The philosophical question still remains: Can a thermal vest pretend to be a T-shirt?

7 July 2005

Blogging On Blogs

I wonder what are the limits of the blog! I think content will determine the future. Some, like management guru Tom Peters, have power blogs (http://www.tompeters.com) that help in driving business. But I don't see blogs making money until they come up with ideas to identify great bloggers who are useful to readers. I am sure it is happening/will happen, somewhere. In general, blogs are likely to stay self-centred, glorified diaries-on-the-web with a total readership of One in most part. It can help small groups to stay in touch on niche topics or projects. If the stuff is really gee-whiz, the mass media will pick it up.

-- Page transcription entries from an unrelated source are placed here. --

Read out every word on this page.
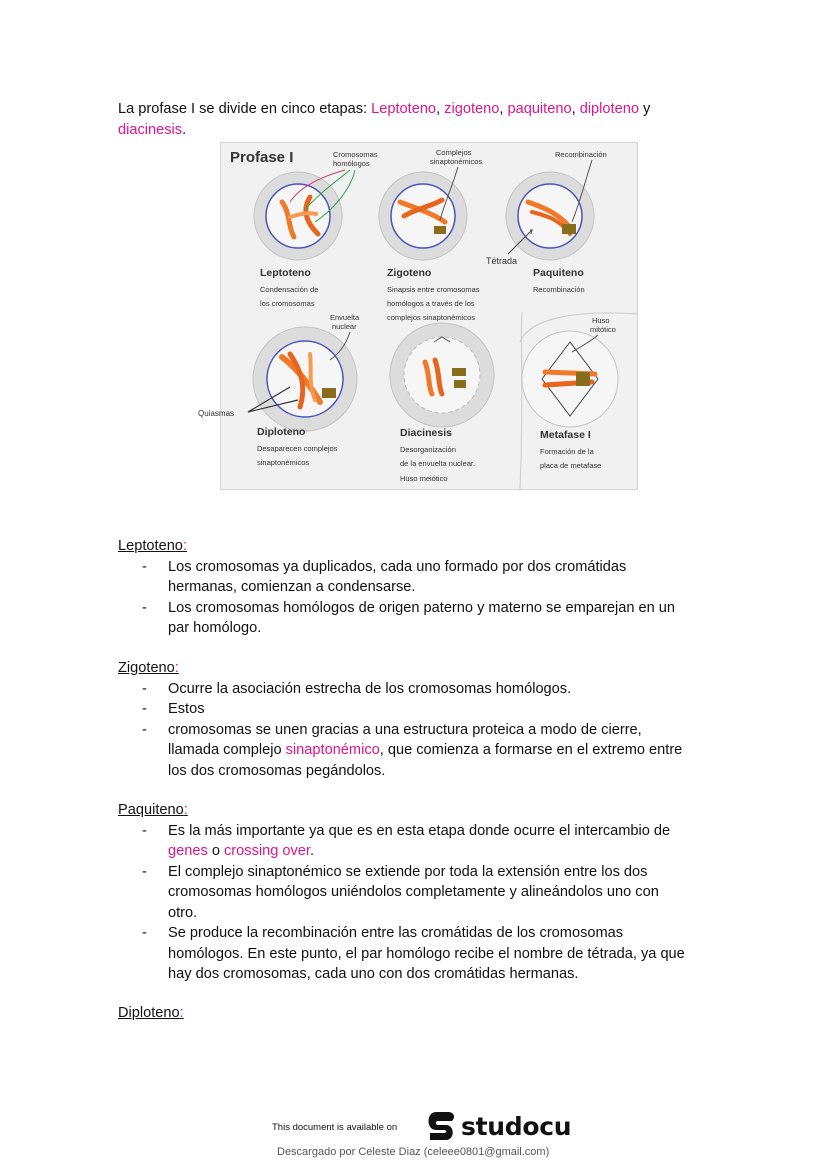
La profase I se divide en cinco etapas: Leptoteno, zigoteno, paquiteno, diploteno y
diacinesis.
Profase I	Cromosomas
homólogos
Complejos
sinaptonémicos
Recombinación
Tétrada
Leptoteno
Condensación de
los cromosomas
Zigoteno
Sinapsis entre cromosomas
homólogos a través de los
complejos sinaptonémicos
Paquiteno
Recombinación
Envuelta
nuclear
Huso
mitótico
Quiasmas
Diploteno
Desaparecen complejos
sinaptonémicos
Diacinesis
Desorganización
de la envuelta nuclear.
Huso meiótico
Metafase I
Formación de la
placa de metafase
Leptoteno:
- Los cromosomas ya duplicados, cada uno formado por dos cromátidas
hermanas, comienzan a condensarse.
- Los cromosomas homólogos de origen paterno y materno se emparejan en un
par homólogo.
Zigoteno:
- Ocurre la asociación estrecha de los cromosomas homólogos.
- Estos
- cromosomas se unen gracias a una estructura proteica a modo de cierre,
llamada complejo sinaptonémico, que comienza a formarse en el extremo entre
los dos cromosomas pegándolos.
Paquiteno:
- Es la más importante ya que es en esta etapa donde ocurre el intercambio de
genes o crossing over.
- El complejo sinaptonémico se extiende por toda la extensión entre los dos
cromosomas homólogos uniéndolos completamente y alineándolos uno con
otro.
- Se produce la recombinación entre las cromátidas de los cromosomas
homólogos. En este punto, el par homólogo recibe el nombre de tétrada, ya que
hay dos cromosomas, cada uno con dos cromátidas hermanas.
Diploteno:
This document is available on	studocu
Descargado por Celeste Diaz (celeee0801@gmail.com)
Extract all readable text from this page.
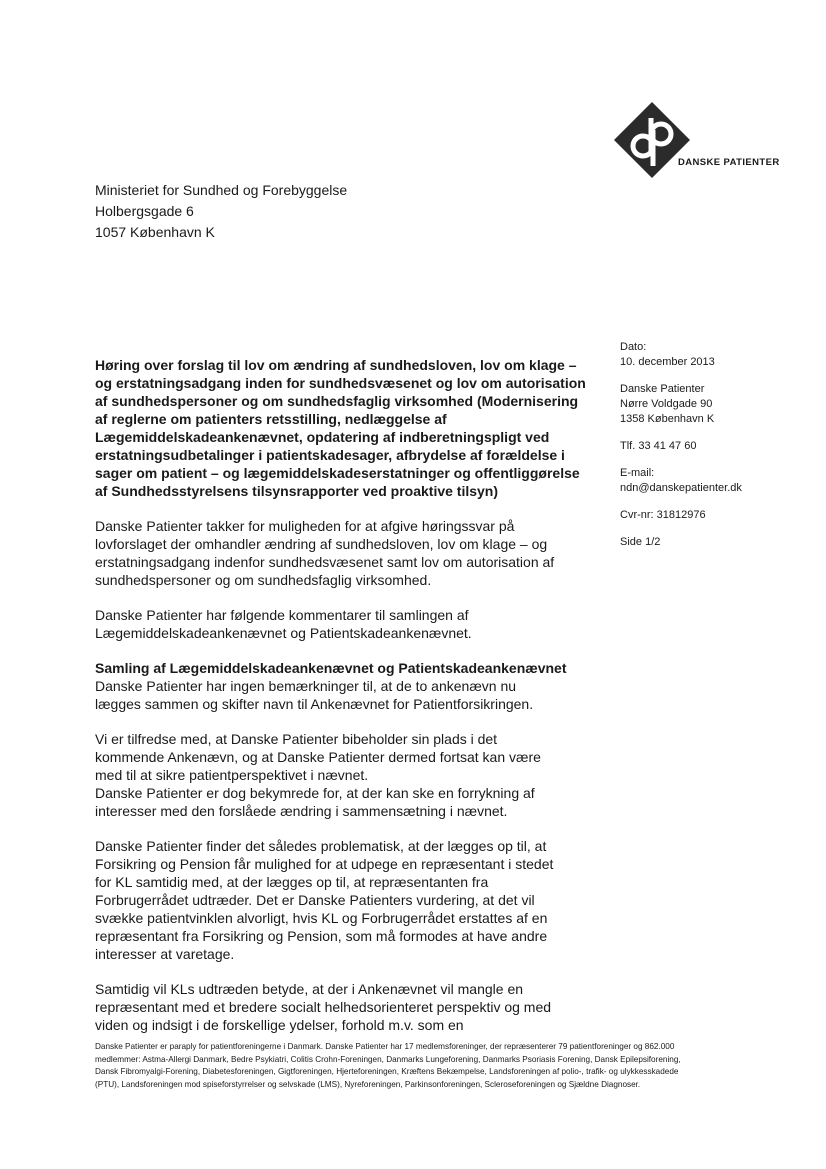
DANSKE PATIENTER
Ministeriet for Sundhed og Forebyggelse
Holbergsgade 6
1057 København K
Dato:
10. december 2013
Danske Patienter
Nørre Voldgade 90
1358 København K
Tlf. 33 41 47 60
E-mail:
ndn@danskepatienter.dk
Cvr-nr: 31812976
Side 1/2
Høring over forslag til lov om ændring af sundhedsloven, lov om klage –
og erstatningsadgang inden for sundhedsvæsenet og lov om autorisation
af sundhedspersoner og om sundhedsfaglig virksomhed (Modernisering
af reglerne om patienters retsstilling, nedlæggelse af
Lægemiddelskadeankenævnet, opdatering af indberetningspligt ved
erstatningsudbetalinger i patientskadesager, afbrydelse af forældelse i
sager om patient – og lægemiddelskadeserstatninger og offentliggørelse
af Sundhedsstyrelsens tilsynsrapporter ved proaktive tilsyn)

Danske Patienter takker for muligheden for at afgive høringssvar på
lovforslaget der omhandler ændring af sundhedsloven, lov om klage – og
erstatningsadgang indenfor sundhedsvæsenet samt lov om autorisation af
sundhedspersoner og om sundhedsfaglig virksomhed.

Danske Patienter har følgende kommentarer til samlingen af
Lægemiddelskadeankenævnet og Patientskadeankenævnet.

Samling af Lægemiddelskadeankenævnet og Patientskadeankenævnet
Danske Patienter har ingen bemærkninger til, at de to ankenævn nu
lægges sammen og skifter navn til Ankenævnet for Patientforsikringen.

Vi er tilfredse med, at Danske Patienter bibeholder sin plads i det
kommende Ankenævn, og at Danske Patienter dermed fortsat kan være
med til at sikre patientperspektivet i nævnet.
Danske Patienter er dog bekymrede for, at der kan ske en forrykning af
interesser med den forslåede ændring i sammensætning i nævnet.

Danske Patienter finder det således problematisk, at der lægges op til, at
Forsikring og Pension får mulighed for at udpege en repræsentant i stedet
for KL samtidig med, at der lægges op til, at repræsentanten fra
Forbrugerrådet udtræder. Det er Danske Patienters vurdering, at det vil
svække patientvinklen alvorligt, hvis KL og Forbrugerrådet erstattes af en
repræsentant fra Forsikring og Pension, som må formodes at have andre
interesser at varetage.

Samtidig vil KLs udtræden betyde, at der i Ankenævnet vil mangle en
repræsentant med et bredere socialt helhedsorienteret perspektiv og med
viden og indsigt i de forskellige ydelser, forhold m.v. som en

Danske Patienter er paraply for patientforeningerne i Danmark. Danske Patienter har 17 medlemsforeninger, der repræsenterer 79 patientforeninger og 862.000
medlemmer: Astma-Allergi Danmark, Bedre Psykiatri, Colitis Crohn-Foreningen, Danmarks Lungeforening, Danmarks Psoriasis Forening, Dansk Epilepsiforening,
Dansk Fibromyalgi-Forening, Diabetesforeningen, Gigtforeningen, Hjerteforeningen, Kræftens Bekæmpelse, Landsforeningen af polio-, trafik- og ulykkesskadede
(PTU), Landsforeningen mod spiseforstyrrelser og selvskade (LMS), Nyreforeningen, Parkinsonforeningen, Scleroseforeningen og Sjældne Diagnoser.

The challenge would be for PR and journo folks, who will have to slog to find meaningful needles in a cybernetic haystack. Automation helps..but how far really can glorified keywords go?
I hope good writers and editors will be in demand, for genuine reasons. I don't know if that is a prediction, or wishful thinking.

6 July 2005

On the Murky World of Indian Media Chaos

As I start this blog, I find the Indian Media in ferment...and call it chaos, if you will. Add low-cost technologies to dozens of media wannabes--TV channels, newspapers, magazines, what-have-you--and you get loads and loads of people, faces, soundbites, stories, news.
Does all this make sense? Is there a Tower of Babel where there ought to be a well-designed symphony? Do readers/viewers care?
Internet will only make this more complex as the days go by. Media is in ferment everywhere, thanks to technology, but it is special in India, where there is a curious melange of professional values, business ambitions and sheer amateriushness co-existing. It is easy to bash the Times of India, trash the Hindu, banter about NDTV and wonder how and why Aajtak is a big hit. There are answers to all that, of course. But the real issue is whether those who are in the thick of it know them for what they are. It is common for journalists to make the same mistake as the viewers...which is to assume that the whole world thinks like you. And ought to think that way!